Estava voltando do almoço quando ouvi as crianças brincando na rua*:
PIQUE 1, 2, 3, SALVE TODOS!
Lembrei desse recurso maravilhoso do jogo de pique-esconde. Sim, havia um tempo em que você podia salvar todos. Com um pouco de astúcia, bastava aparecer na hora certa e gritar Salve todos! Como é cruel que a vida adulta não nos ofereça mais esta possibilidade. De ser o salvador de todos, de ter nas mãos o poder de fazer o bem a toda a comunidade – e levar o crédito por isso.
Se eu bem me lembro, o Pique 1, 2, 3, salve todos era uma prerrogativa do último participante do jogo que ainda não havia sido achado. Era o momento em que o pique-esconde virava um one-on-one, não mais um jogo coletivo mas uma disputa privada entre dois indivíduos, um procurando, outro se escondendo. Com as regras tácitas e seguidas à risca, como por exemplo a terminante proibição de guardar caixão (de onde vêm essas expressões?!). Nessa hora, todos aqueles que já tinham sido achados podiam gritar ao último que ainda se escondia: “Fulano! Bate Salve Todos!”. E a coisa ficava ainda mais emocionante, porque aquele que procurava poderia sagrar-se vencedor ou ser desmoralizado por um Salve todos que colocaria todo seu trabalho no lixo e o obrigaria a mais uma vez cumprir a solitária função do “procurador” (será essa a origem do nome do cargo?).

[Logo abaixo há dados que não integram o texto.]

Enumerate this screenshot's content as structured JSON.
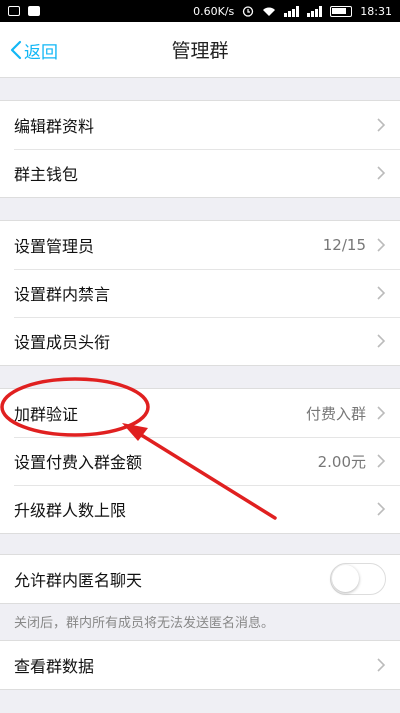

O que me fez lembrar de outro recurso maravilhoso das brincadeiras infantis que eu não me conformo de não poder mais usar: o “altos”. “Estar de altos” era a melhor coisa do mundo, era o poder de ser momentaneamente excluído do contexto, por um motivo qualquer. Se o jogo era polícia e ladrão, vinha a polícia te prender e você fazia o V da vitória do Churchill e dizia com a cara mais cínica: “Mas eu estou de altos”. E continuava andando tranqüilamente, até o momento em que resolvesse “sair do altos” (a concordância é o máximo) e voltar a correr.
Agora imagine poder ficar de altos no seu trabalho, no seu casamento, na reunião de condomínio, no ônibus lotado ou no engarrafamento? Como foi que deixamos que isso nos fosse tirado, na boba correria da adolescência? Pois eis aí, pra mim, os dois maiores baques da passagem da vida infantil para a adulta: a diminuição das férias, de 3 meses por ano para ___ dias por ano (tirados aos pedaços, espasmodicamente), e a impossibilidade de pedir altos num momento oportuno.


*Só mesmo crianças são capazes de não se importar de exercer uma atividade que pressupõe basicamente correr às 14:30 (sol de 13:30 com horário de verão) de uma tarde em que a temperatura deve andar pelos 42º à sombra.

5 comentários:

Maria Fabriani disse...

Agora voltei a ter 10 anos. estar de altos é mesmo um recurso que faz a maior falta. e, me lembro, a coisa de ser café-com-leite. Fui café-com-leite algumas vezes (principalmente quando a brincadeira incluía meninos) e eu meio que gostava, mas ao mesmo tempo ficava meio indignada. Hehehe. Pequena Maria, feminista e gorduchinha.

Camilo disse...

Que saudade!

Cris disse...

olá, ana, adorei a sua sugestão para resolver o imbroglio do ventilador à la rainha de copas. quem sabe assim ele não muda de idéia... você também mora no rio? a coisa aqui está a beira do insuportável. apareça mais vezes! bj

MegMarques disse...

Anna,
um felicíssimo Natal e um 2007 de arromba!
bjos, Meg

B. disse...

Impossível ler isso e não querer voltar o tempo, não querer ser criança de novo.

Mas como disse a Meredith, de Grey's Anatomy (eu sei que você não gosta de seriados, mas eu ando num momento "seriados são a minha vida", já que eu não tenho uma ultimamente): "We're adults. When did that happen? And how do we make it stop? "

um gde beijo e um feliz natal pra você!